After LM317, a current stabilizer is made using two transistors. When we connect the terminals to a discharged battery, the voltage drop across the 27 ohm resistor significantly exceeds the opening threshold of the second transistor, which leads to the LED turning on and the first transistor partially closing and, thereby, limiting the charge current.

During the battery charging process, the voltage drop across the 27 ohm resistor at a certain moment closes the second transistor, which leads to an almost complete opening of the first transistor, which means that almost all of the input voltage goes to the emitter of the transistor, that is, to the output.

This ensures a safe charging current for the battery Krona.

The operational amplifier OP (LM358) acts as a comparator that monitors the voltage at the battery terminals and compares it with the installed variable resistor. As soon as the voltage exceeds the set value, the second LED will light up, indicating that the battery is charged.

We begin the setup by setting the output voltage. To do this, connect a voltmeter to the output terminals (without load) and use a trimmer resistor (in the LM317 stabilizer circuit) to set the voltage to 9.1-9.2V.
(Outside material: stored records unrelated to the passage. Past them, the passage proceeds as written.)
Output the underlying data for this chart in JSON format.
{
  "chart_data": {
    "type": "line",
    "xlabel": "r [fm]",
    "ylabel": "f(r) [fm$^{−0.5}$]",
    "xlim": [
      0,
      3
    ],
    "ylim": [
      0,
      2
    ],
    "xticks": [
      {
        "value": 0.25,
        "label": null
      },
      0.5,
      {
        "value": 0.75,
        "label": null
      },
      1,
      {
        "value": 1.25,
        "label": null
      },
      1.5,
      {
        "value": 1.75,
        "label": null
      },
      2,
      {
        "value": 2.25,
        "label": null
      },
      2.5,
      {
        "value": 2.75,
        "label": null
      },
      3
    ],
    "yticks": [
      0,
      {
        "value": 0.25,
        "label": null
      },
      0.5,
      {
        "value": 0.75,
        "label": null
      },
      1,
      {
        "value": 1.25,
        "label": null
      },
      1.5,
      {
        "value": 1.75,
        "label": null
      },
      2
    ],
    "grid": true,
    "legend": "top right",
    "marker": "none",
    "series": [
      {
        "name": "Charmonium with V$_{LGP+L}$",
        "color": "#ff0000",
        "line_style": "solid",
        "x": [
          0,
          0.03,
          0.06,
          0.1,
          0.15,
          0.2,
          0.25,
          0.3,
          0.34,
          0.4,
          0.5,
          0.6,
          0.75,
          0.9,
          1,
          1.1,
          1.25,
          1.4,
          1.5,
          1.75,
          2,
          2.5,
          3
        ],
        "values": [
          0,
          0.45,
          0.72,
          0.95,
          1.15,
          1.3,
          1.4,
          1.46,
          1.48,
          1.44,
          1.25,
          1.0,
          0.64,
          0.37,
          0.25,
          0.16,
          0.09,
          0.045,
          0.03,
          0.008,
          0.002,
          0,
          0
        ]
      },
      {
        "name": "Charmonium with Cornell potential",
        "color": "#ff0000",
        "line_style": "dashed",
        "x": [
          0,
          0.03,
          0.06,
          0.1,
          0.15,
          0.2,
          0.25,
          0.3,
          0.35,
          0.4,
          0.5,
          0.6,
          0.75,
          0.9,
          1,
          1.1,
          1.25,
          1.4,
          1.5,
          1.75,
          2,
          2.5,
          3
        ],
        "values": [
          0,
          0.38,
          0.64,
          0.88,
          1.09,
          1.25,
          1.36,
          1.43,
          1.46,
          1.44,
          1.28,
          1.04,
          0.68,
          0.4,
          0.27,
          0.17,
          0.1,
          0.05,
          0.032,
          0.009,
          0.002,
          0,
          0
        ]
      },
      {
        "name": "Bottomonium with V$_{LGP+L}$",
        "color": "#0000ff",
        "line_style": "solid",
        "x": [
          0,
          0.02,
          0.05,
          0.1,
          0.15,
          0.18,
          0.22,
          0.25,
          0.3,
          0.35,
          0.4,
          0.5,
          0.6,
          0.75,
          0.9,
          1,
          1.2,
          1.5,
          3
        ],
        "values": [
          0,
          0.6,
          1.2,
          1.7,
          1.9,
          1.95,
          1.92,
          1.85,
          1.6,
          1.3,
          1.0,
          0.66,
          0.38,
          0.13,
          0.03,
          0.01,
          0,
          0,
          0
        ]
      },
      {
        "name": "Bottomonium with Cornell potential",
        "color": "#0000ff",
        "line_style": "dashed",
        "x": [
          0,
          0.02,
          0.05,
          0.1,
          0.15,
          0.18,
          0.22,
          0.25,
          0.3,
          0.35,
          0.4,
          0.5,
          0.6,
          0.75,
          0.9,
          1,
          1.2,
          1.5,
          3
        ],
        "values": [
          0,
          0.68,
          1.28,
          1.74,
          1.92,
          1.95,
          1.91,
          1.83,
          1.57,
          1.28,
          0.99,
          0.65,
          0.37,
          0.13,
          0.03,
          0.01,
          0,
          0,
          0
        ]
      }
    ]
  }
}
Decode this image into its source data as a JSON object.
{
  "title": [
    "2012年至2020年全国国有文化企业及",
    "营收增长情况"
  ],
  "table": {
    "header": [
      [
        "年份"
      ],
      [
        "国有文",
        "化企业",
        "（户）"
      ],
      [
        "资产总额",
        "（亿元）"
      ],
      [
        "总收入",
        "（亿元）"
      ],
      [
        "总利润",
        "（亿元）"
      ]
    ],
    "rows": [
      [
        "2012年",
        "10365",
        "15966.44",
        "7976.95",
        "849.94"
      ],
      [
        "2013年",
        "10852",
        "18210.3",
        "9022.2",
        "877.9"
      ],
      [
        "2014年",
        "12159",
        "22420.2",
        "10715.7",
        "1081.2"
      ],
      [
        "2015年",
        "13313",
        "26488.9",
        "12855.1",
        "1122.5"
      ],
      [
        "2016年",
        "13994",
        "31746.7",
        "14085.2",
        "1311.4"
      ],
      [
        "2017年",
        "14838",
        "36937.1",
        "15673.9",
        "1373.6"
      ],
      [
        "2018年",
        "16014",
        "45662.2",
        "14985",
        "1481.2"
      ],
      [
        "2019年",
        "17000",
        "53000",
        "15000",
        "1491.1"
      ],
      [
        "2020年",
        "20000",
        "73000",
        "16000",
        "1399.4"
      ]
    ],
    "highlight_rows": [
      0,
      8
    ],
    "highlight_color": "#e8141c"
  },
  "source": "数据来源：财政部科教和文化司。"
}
Next, to configure the operation of the LED, signaling the end of charging, we connect a voltmeter to the output terminals and connect the Krona battery. As soon as the voltage reaches 9V, rotating the trimming resistor (in the LM358 circuit) turns on the LED. This operation requires quite a lot of patience and precision, so I recommend using multi-turn resistors.

After adjustment, these resistors are covered with varnish or wax to eliminate the possibility of disrupting the previously made adjustment.

The board layout is made taking into account the available parts.